The draft Prosumer Regulations 2025, published in December 2025, also propose reducing the maximum allowed solar system size from 150% of sanctioned load to 100%, a move that could discourage optimal investment in rooftop systems.
Existing solar users with valid seven-year net metering agreements will continue to receive current rates for surplus energy until their contracts expire.
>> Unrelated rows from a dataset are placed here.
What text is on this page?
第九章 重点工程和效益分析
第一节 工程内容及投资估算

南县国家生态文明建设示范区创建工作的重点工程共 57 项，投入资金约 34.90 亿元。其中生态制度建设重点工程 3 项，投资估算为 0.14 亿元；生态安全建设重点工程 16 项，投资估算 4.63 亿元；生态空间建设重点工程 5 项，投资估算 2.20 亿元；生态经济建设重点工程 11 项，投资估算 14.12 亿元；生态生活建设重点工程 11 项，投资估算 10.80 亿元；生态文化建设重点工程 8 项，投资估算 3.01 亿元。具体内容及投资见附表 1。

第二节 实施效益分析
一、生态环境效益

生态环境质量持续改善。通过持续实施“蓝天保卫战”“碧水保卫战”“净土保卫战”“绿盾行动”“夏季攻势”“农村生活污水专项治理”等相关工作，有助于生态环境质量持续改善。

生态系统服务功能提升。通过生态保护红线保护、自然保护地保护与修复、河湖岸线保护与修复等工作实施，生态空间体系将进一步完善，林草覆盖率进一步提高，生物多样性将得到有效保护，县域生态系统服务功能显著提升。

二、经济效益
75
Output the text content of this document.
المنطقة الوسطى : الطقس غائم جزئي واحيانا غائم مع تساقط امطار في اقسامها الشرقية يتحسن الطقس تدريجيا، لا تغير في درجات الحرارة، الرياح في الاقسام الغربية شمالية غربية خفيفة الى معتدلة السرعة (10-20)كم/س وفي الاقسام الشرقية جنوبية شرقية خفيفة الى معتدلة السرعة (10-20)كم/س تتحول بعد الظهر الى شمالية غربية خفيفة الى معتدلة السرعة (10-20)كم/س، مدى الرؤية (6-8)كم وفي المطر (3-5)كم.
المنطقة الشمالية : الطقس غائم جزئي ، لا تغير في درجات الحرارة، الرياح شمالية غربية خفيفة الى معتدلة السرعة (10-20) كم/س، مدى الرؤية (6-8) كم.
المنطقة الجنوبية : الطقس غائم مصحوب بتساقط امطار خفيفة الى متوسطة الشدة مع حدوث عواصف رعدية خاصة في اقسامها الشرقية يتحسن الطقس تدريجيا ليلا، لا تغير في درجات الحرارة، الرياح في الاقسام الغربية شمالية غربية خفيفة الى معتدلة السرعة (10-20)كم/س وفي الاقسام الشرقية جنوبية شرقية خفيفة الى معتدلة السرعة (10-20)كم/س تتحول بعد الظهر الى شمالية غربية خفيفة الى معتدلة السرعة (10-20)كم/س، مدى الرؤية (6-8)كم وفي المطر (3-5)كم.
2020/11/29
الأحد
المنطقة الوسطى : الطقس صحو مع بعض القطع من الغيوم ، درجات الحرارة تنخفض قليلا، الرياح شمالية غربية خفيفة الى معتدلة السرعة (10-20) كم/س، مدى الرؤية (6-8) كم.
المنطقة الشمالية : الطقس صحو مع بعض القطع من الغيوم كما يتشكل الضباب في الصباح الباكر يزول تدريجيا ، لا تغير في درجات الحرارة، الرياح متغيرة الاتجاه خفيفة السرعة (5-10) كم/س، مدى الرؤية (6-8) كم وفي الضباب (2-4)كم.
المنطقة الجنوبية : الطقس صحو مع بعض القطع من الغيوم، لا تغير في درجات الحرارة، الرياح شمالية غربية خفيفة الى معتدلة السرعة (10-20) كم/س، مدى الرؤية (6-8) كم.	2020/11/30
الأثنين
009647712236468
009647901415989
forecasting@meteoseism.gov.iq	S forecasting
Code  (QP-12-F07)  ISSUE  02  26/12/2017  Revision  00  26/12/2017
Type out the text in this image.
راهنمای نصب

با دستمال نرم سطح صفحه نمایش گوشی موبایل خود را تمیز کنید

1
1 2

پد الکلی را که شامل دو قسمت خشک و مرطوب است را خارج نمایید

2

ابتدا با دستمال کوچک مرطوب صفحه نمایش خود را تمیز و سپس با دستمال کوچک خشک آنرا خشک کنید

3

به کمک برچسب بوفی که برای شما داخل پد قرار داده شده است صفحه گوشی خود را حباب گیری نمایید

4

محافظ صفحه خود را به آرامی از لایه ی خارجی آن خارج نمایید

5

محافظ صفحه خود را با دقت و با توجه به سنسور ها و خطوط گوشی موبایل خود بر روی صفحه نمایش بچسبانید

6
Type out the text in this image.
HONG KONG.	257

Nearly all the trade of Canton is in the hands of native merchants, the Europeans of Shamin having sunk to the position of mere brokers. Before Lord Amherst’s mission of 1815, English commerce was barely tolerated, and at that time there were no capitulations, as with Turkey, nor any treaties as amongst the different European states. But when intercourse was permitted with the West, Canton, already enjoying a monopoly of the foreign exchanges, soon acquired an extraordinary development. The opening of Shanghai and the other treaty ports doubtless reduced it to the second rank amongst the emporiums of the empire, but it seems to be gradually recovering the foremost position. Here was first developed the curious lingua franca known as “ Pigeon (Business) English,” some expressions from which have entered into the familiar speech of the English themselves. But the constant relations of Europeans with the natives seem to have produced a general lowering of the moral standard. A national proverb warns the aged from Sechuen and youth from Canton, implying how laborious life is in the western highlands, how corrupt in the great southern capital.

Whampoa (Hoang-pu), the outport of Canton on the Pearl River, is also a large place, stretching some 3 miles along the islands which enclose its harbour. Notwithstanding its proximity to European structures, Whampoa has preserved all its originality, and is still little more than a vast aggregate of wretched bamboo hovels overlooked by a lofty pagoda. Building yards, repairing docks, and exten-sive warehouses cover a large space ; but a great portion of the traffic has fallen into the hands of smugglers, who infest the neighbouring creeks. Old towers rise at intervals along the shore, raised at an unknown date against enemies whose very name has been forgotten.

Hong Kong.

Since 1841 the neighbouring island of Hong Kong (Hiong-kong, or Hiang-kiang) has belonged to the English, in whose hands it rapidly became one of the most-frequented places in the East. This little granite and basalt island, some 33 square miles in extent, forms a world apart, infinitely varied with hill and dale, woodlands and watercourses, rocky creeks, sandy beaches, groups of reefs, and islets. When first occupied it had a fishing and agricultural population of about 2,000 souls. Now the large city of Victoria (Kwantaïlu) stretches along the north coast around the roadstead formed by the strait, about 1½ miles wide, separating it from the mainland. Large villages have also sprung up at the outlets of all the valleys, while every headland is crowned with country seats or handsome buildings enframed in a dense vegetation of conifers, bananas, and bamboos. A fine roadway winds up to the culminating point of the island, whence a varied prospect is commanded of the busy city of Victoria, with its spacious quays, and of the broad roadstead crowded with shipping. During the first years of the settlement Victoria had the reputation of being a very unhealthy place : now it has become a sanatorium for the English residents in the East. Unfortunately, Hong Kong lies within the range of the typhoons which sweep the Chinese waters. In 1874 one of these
Afterward, they too will transition to the new framework, which offers five-year contracts for new users.
Government officials and power distribution companies argue the change is needed to recover grid infrastructure costs and reduce financial pressure on conventional electricity consumers caused by rapid growth in net-metered solar.
Nepra has recommended that new solar consumers sell all electricity to distribution companies at a proposed buyback rate of Rs11.30 per unit, while purchasing electricity separately at retail tariffs of Rs55–60 per unit.
Supporters, including the Private Power and Infrastructure Board (PPIB) and GIZ, have praised the move as a progressive step toward a transparent, sustainable framework that balances renewable energy growth with grid stability.
They highlight that the regulations encourage efficient solar use, integrate smart grid solutions, and promote operational efficiency, aligning with Pakistan’s long-term energy and climate commitments.
However, the changes have faced criticism from industry stakeholders.
Siddiq Renewable Energy Ltd and the Karachi Chamber of Commerce & Industry (KCCI) warn that lower buyback rates will make rooftop solar less economically viable, extending payback periods and discouraging private investment.
Critics argue the net billing framework creates a significant gap between the cost of electricity for prosumers and the rates they receive for surplus energy, effectively penalising households contributing to clean energy.
Nepra maintains that the proposed regulations aim to provide a balanced, financially sustainable, and technically feasible framework for both small-scale producers and the broader energy sector as it moves to phase out the Net Metering Regulations 2015.